Get Your Tween to Cooperate -- Here's How

Bribery isn't the only way to convince your child to cooperate

Set firm expectations with your tween.
Nagging won't help your child get the work done, positive encouragement might..

Does your tween roll his eyes when you ask him to pick up his room? Does your daughter keep putting off her chores, or does she ignore them completely? Even children who were once so willing to cooperate can become difficult during the tween years, and bribery isn't likely to convince them to  get with the program. But you can convince your tween to work with you with a join goal in mind -- be it cleaning out the pantry or following basic family rules.

Below are simple strategies to convince your tween to cooperate.

How to Convince Your Tween to Cooperate

Ask for Input: If you want your child's bedroom cleaned before a party or before you leave on vacation, sit down with your tween and ask for his input. Ask him if he'd like to pick a particular time to clean his room so that he's not doing it at the last minute, or when he should be packing or is already committed to something else. If necessary, consult the family calendar so that your tween will understand the difficult challenge of time management. By giving your child a little ownership in the project, he'll be more likely to get it done. 
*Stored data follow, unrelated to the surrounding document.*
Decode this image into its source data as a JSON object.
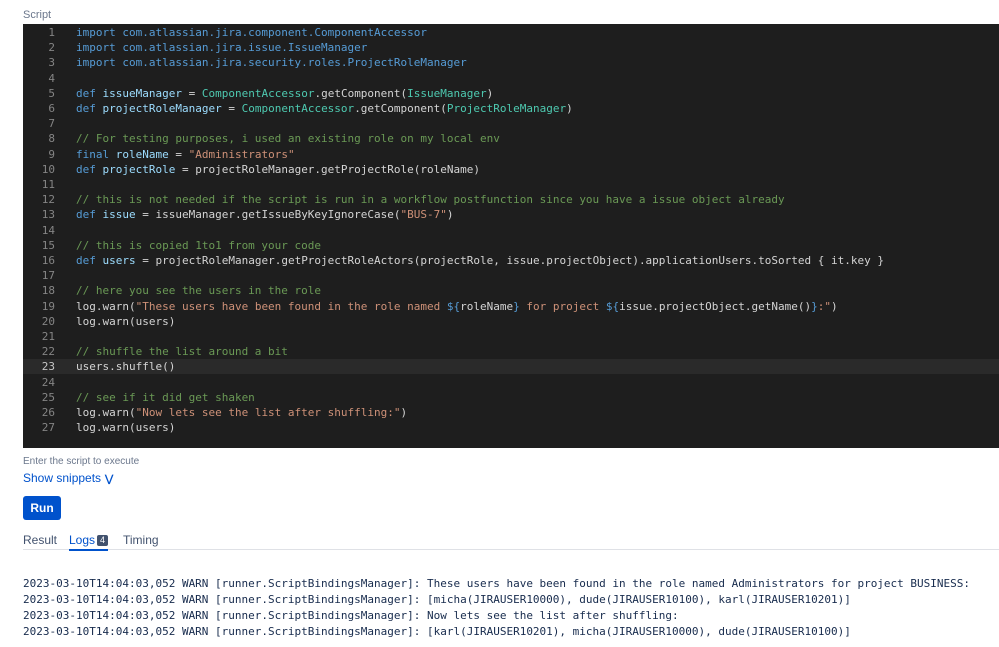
{
  "script_label": "Script",
  "code_lines": [
    [
      [
        "kw",
        "import com.atlassian.jira.component.ComponentAccessor"
      ]
    ],
    [
      [
        "kw",
        "import com.atlassian.jira.issue.IssueManager"
      ]
    ],
    [
      [
        "kw",
        "import com.atlassian.jira.security.roles.ProjectRoleManager"
      ]
    ],
    [],
    [
      [
        "kw",
        "def "
      ],
      [
        "var",
        "issueManager"
      ],
      [
        "pl",
        " = "
      ],
      [
        "type",
        "ComponentAccessor"
      ],
      [
        "pl",
        ".getComponent("
      ],
      [
        "type",
        "IssueManager"
      ],
      [
        "pl",
        ")"
      ]
    ],
    [
      [
        "kw",
        "def "
      ],
      [
        "var",
        "projectRoleManager"
      ],
      [
        "pl",
        " = "
      ],
      [
        "type",
        "ComponentAccessor"
      ],
      [
        "pl",
        ".getComponent("
      ],
      [
        "type",
        "ProjectRoleManager"
      ],
      [
        "pl",
        ")"
      ]
    ],
    [],
    [
      [
        "cm",
        "// For testing purposes, i used an existing role on my local env"
      ]
    ],
    [
      [
        "kw",
        "final "
      ],
      [
        "var",
        "roleName"
      ],
      [
        "pl",
        " = "
      ],
      [
        "str",
        "\"Administrators\""
      ]
    ],
    [
      [
        "kw",
        "def "
      ],
      [
        "var",
        "projectRole"
      ],
      [
        "pl",
        " = projectRoleManager.getProjectRole(roleName)"
      ]
    ],
    [],
    [
      [
        "cm",
        "// this is not needed if the script is run in a workflow postfunction since you have a issue object already"
      ]
    ],
    [
      [
        "kw",
        "def "
      ],
      [
        "var",
        "issue"
      ],
      [
        "pl",
        " = issueManager.getIssueByKeyIgnoreCase("
      ],
      [
        "str",
        "\"BUS-7\""
      ],
      [
        "pl",
        ")"
      ]
    ],
    [],
    [
      [
        "cm",
        "// this is copied 1to1 from your code"
      ]
    ],
    [
      [
        "kw",
        "def "
      ],
      [
        "var",
        "users"
      ],
      [
        "pl",
        " = projectRoleManager.getProjectRoleActors(projectRole, issue.projectObject).applicationUsers.toSorted { it.key }"
      ]
    ],
    [],
    [
      [
        "cm",
        "// here you see the users in the role"
      ]
    ],
    [
      [
        "pl",
        "log.warn("
      ],
      [
        "str",
        "\"These users have been found in the role named "
      ],
      [
        "kw",
        "${"
      ],
      [
        "pl",
        "roleName"
      ],
      [
        "kw",
        "}"
      ],
      [
        "str",
        " for project "
      ],
      [
        "kw",
        "${"
      ],
      [
        "pl",
        "issue.projectObject.getName()"
      ],
      [
        "kw",
        "}"
      ],
      [
        "str",
        ":\""
      ],
      [
        "pl",
        ")"
      ]
    ],
    [
      [
        "pl",
        "log.warn(users)"
      ]
    ],
    [],
    [
      [
        "cm",
        "// shuffle the list around a bit"
      ]
    ],
    [
      [
        "pl",
        "users.shuffle()"
      ]
    ],
    [],
    [
      [
        "cm",
        "// see if it did get shaken"
      ]
    ],
    [
      [
        "pl",
        "log.warn("
      ],
      [
        "str",
        "\"Now lets see the list after shuffling:\""
      ],
      [
        "pl",
        ")"
      ]
    ],
    [
      [
        "pl",
        "log.warn(users)"
      ]
    ]
  ],
  "active_line": 23,
  "hint": "Enter the script to execute",
  "show_snippets": "Show snippets",
  "run_button": "Run",
  "tabs": [
    {
      "label": "Result",
      "active": false
    },
    {
      "label": "Logs",
      "badge": "4",
      "active": true
    },
    {
      "label": "Timing",
      "active": false
    }
  ],
  "logs": [
    "2023-03-10T14:04:03,052 WARN [runner.ScriptBindingsManager]: These users have been found in the role named Administrators for project BUSINESS:",
    "2023-03-10T14:04:03,052 WARN [runner.ScriptBindingsManager]: [micha(JIRAUSER10000), dude(JIRAUSER10100), karl(JIRAUSER10201)]",
    "2023-03-10T14:04:03,052 WARN [runner.ScriptBindingsManager]: Now lets see the list after shuffling:",
    "2023-03-10T14:04:03,052 WARN [runner.ScriptBindingsManager]: [karl(JIRAUSER10201), micha(JIRAUSER10000), dude(JIRAUSER10100)]"
  ]
}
Make it a Joint Project: Sometimes it's just more fun to get things done together. If you've been nagging your tween about finishing something, try doing it together. For example, if your tween is having a hard time starting is homework, sit down with him and work on your grocery list while he begins his assignments.

Having you nearby and busy might be enough to convince him to tackle his own responsibilities. 

Be Clear and Fair: Sometimes tweens and teens don't cooperate because they simply don't know what is expected from them. The next time you ask your tween to do something, be sure you're being fair and that your child is capable of executing the request.

Ask yourself what other responsibilities does he have at the moment, how heavy is his homework load, etc. Also, be specific about your request. For example, you should say, "Would you please clean the downstairs bathroom and sweep the front steps?" instead of "Please help clean up around here." 

Be Firm with Consequences: Letting your tween fail may be an unpleasant experience, but it can also help him learn to cooperate in the future. If you told your tween that he couldn't go to the movies unless his room was clean, than be sure to follow through with your punishment or consequences. The next time you ask for his cooperation, he might be more willing to give it, knowing that if he doesn't things might not work out in his favor. 

Be Appreciative: Tweens may be older but they still crave your attention and your approval. When your child follows through on a project, or takes the initiative to find a project of his own without your prodding, be sure to say "Thank You" and acknowledge his hard work.

A little gratitude can go a long way with a preteen. It's also important for your tween to know that you're available for advice should he need it, and that you want to help him learn how to improve his life skills.